Mr. Gross advocated what he called “a peaceful revolution, a velvet revolution.” But, he added, “the people have to become outraged enough.”
“We got outraged against the Soviet and we won,” he added. “We have to get outraged against the next enemy, which is Washington, D.C. We’ve got to do what Jefferson wanted us to do, which is return government to the people.”
Two years later he was back with another best seller, “The Tax Racket,” in which he argued for eliminating the Internal Revenue Service.
Mr. Gross, who also wrote novels, stopped writing for several years before returning in 2009 with “National Suicide: How Washington Is Destroying the American Dream From A to Z.” The book arrived just as the Tea Party was gaining in popularity, and Mr. Gross, well into his 80s, became a guest on conservative television and radio shows.
“He was writing what he had always written,” said Tom Colgan, Mr. Gross’s editor at Penguin, which published “National Suicide.” “The market came to him. He didn’t go to the market.”
Martin Louis Gross was born on Aug. 15, 1925, and grew up poor in the Bronx. He said in interviews that his father had been a semiprofessional boxer and that his family had managed a laundry.

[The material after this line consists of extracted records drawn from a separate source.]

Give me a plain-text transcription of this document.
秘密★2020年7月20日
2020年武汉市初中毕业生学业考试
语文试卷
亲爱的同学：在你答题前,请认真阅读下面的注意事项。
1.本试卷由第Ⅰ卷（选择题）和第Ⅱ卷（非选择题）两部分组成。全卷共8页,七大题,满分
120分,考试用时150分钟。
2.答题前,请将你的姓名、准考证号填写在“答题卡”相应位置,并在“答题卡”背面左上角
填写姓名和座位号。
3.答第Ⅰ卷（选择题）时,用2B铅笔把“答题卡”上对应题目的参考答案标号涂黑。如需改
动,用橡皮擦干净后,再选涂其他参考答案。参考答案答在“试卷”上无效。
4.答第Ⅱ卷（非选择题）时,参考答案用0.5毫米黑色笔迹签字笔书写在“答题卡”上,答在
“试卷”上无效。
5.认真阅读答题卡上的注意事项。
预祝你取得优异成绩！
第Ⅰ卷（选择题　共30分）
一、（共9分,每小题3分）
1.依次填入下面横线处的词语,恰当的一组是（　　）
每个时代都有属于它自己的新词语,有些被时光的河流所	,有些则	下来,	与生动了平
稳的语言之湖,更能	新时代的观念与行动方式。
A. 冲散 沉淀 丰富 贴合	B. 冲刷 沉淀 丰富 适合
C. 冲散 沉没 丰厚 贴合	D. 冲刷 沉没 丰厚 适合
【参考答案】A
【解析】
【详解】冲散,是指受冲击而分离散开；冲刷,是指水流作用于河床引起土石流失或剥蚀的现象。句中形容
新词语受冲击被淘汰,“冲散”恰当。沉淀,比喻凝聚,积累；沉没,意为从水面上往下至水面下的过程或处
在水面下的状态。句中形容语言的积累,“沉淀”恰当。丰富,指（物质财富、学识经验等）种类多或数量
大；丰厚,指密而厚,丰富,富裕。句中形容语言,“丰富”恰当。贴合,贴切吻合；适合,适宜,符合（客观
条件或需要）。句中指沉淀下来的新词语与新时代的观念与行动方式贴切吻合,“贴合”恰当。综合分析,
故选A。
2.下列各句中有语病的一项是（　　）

He received a bachelor’s degree in electrical engineering from the City College of New York and worked for a time in advertising. He spent many years as a freelance newspaper and magazine writer before he began writing books, including “The Doctors,” in 1966, which argued that medical care in America was failing, and “The Psychological Society,” in 1978.
Mr. Gross was an active Democrat in the 1950s and 1960s, volunteering for the presidential campaigns of Adlai Stevenson and John F. Kennedy. He founded the magazine Intellectual Digest in 1970 and was later the editor of Book Digest.
In addition to his daughter Amie, his survivors include another daughter, Ellen Tracey Gross, and two grandchildren.
Critics accused Mr. Gross of being loose with numbers and statistics. They said that while he wrote about important topics, he frequently glossed over details or made unsubstantiated arguments that individual examples reflected wider truths.
“Such extrapolations can be hazardous,” Harold M. Schmeck Jr. wrote in The New York Times in a review of “The Doctors” in 1967.
Mr. Gross accused his critics of being sympathetic to the institutions he criticized.
In an interview with People magazine in 1993, he said of his audiences: “I am their hero. I always know what people need and why, because I’m Mr. Joe Sixpack with a good brain.”
A correction was made on Sept. 4, 2013: An earlier version of this obituary misspelled the given name of one of Mr. Gross’s daughters, who confirmed his death. She is Amie Gross, not Aimee.
A correction was made on Sept. 11, 2013: Because of an editing error, an incomplete obituary about the writer Martin L. Gross was published on Saturday, and therefore contained outdated information and omitted some of Mr. Gross’s background. He is survived by two daughters, Amie Gross and Ellen Tracey Gross, and two grandchildren; it is not the case that information on survivors was unavailable. A more complete version of the obituary that appeared online included information about Mr. Gross’s education and his political activities in the 1950s and 1960s.